Performance: Filtering is performed line-by-line on plain-text PDB content; even large single structures are typically fast, but very large batches or extremely long PDBs can increase runtime linearly with file size.
Limitations: Only standard PDB records are parsed; chain IDs are taken from the chain ID column of ATOM and HETATM lines. Non-standard formats or misaligned columns may lead to chains not being recognized.
Limitations: Chain IDs must be single alphanumeric characters. Multi-character IDs or special symbols are rejected with a validation error, even if they appear in the raw PDB text.
Behavior: If a requested chain is missing from a PDB, the node does not silently continue. It computes the set of available chains and raises a ValueError listing both the requested chains and the available ones for that PDB.
Behavior: Non-structural records like HEADER, TITLE, REMARK, SEQRES, and geometry records are preserved verbatim from the input, so metadata may still reference chains that were removed; only coordinate records are strictly filtered.

Troubleshooting¶

Invalid chain ID: Error messages mentioning an invalid chain such as 'AB' indicate that you passed multi-character or non-alphanumeric chain IDs. Fix this by providing only single alphanumeric characters separated by commas, such as "A,B".

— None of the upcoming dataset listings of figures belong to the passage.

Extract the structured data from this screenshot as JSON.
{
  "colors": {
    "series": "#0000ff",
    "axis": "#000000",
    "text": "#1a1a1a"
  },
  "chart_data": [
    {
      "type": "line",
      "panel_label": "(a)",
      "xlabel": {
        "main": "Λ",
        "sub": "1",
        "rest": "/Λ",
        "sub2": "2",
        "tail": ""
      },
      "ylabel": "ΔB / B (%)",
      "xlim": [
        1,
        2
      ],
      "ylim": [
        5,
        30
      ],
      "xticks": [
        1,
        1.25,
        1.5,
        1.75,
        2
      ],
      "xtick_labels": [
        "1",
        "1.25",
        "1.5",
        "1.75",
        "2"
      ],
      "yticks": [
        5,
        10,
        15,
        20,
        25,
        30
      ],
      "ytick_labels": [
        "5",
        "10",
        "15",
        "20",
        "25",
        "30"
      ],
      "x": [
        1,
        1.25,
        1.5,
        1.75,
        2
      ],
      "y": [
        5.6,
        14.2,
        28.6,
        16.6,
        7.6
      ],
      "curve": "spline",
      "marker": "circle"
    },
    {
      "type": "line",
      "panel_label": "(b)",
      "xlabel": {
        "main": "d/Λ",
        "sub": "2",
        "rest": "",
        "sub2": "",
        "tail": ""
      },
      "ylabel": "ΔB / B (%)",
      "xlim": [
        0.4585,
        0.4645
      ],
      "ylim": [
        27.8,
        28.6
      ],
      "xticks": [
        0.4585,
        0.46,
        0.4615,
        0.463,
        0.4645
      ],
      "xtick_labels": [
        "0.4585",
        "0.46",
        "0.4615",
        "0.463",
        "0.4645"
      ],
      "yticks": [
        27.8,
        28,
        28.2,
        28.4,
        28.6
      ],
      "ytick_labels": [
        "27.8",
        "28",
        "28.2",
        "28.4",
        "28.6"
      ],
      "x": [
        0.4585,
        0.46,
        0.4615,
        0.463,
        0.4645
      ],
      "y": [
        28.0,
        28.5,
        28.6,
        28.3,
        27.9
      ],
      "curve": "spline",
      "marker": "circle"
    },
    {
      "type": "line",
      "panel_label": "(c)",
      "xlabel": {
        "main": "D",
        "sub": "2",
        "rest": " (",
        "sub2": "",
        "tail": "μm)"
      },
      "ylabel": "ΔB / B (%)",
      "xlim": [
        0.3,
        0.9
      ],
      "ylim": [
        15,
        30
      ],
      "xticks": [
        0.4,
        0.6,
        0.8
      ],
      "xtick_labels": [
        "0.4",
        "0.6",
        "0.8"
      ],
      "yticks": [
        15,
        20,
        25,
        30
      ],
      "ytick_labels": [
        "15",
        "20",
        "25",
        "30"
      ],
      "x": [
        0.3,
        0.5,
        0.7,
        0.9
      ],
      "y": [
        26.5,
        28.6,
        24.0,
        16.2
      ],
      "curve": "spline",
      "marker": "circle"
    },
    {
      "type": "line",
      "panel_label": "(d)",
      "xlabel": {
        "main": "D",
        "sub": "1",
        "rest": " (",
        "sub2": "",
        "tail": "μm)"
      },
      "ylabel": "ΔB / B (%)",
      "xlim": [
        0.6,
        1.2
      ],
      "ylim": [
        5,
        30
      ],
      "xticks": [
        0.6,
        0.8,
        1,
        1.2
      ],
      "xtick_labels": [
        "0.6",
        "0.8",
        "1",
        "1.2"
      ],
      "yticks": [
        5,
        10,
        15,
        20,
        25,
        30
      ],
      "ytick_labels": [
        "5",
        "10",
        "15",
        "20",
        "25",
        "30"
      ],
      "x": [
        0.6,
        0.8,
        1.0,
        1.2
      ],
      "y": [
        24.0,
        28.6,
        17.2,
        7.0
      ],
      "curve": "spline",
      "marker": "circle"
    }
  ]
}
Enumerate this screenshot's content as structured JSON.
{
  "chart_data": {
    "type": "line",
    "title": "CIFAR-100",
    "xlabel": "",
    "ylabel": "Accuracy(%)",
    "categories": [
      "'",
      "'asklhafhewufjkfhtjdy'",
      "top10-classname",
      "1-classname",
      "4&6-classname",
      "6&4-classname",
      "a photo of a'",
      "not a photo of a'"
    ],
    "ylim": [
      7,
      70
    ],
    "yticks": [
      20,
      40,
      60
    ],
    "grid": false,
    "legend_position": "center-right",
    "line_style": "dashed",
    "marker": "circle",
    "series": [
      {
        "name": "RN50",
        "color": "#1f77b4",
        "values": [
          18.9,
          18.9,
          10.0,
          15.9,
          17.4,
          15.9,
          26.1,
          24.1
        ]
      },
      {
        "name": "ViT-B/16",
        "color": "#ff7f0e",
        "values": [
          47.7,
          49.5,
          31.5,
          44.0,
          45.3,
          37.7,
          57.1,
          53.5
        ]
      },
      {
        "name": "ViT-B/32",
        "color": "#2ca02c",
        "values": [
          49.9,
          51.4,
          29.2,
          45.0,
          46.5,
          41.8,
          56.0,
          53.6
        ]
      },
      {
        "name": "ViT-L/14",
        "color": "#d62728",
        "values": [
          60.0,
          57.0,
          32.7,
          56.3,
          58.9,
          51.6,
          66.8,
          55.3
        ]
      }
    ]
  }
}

Chains parameter cannot be empty: This occurs when you leave the chains field blank or only provide spaces. Enter at least one chain ID, for example "A" or "A,B".
No atoms found for chains in a given PDB: Messages like "No atoms found for chains ['A', 'B'] in PDB '1ABC'. Available chains: C, D" mean the requested chains do not exist in the input PDB. Inspect the PDB to determine actual chain IDs, then update the chains input accordingly.
No valid PDB structures could be processed: All input entries were empty or failed validation. Ensure the upstream node passes a non-empty PDB dictionary, and verify that you connected the correct output, such as the structure.pdb output from LoadPDBNode, BatchPDBNode, or PDBCombinerNode.
Type mismatch on 'pdb' input: If you connect a plain STRING output instead of a PDB-typed output, the node may not execute correctly. Make sure you feed it from nodes that produce PDB type outputs, such as LoadPDBNode, BatchPDBNode, or PDBCombinerNode.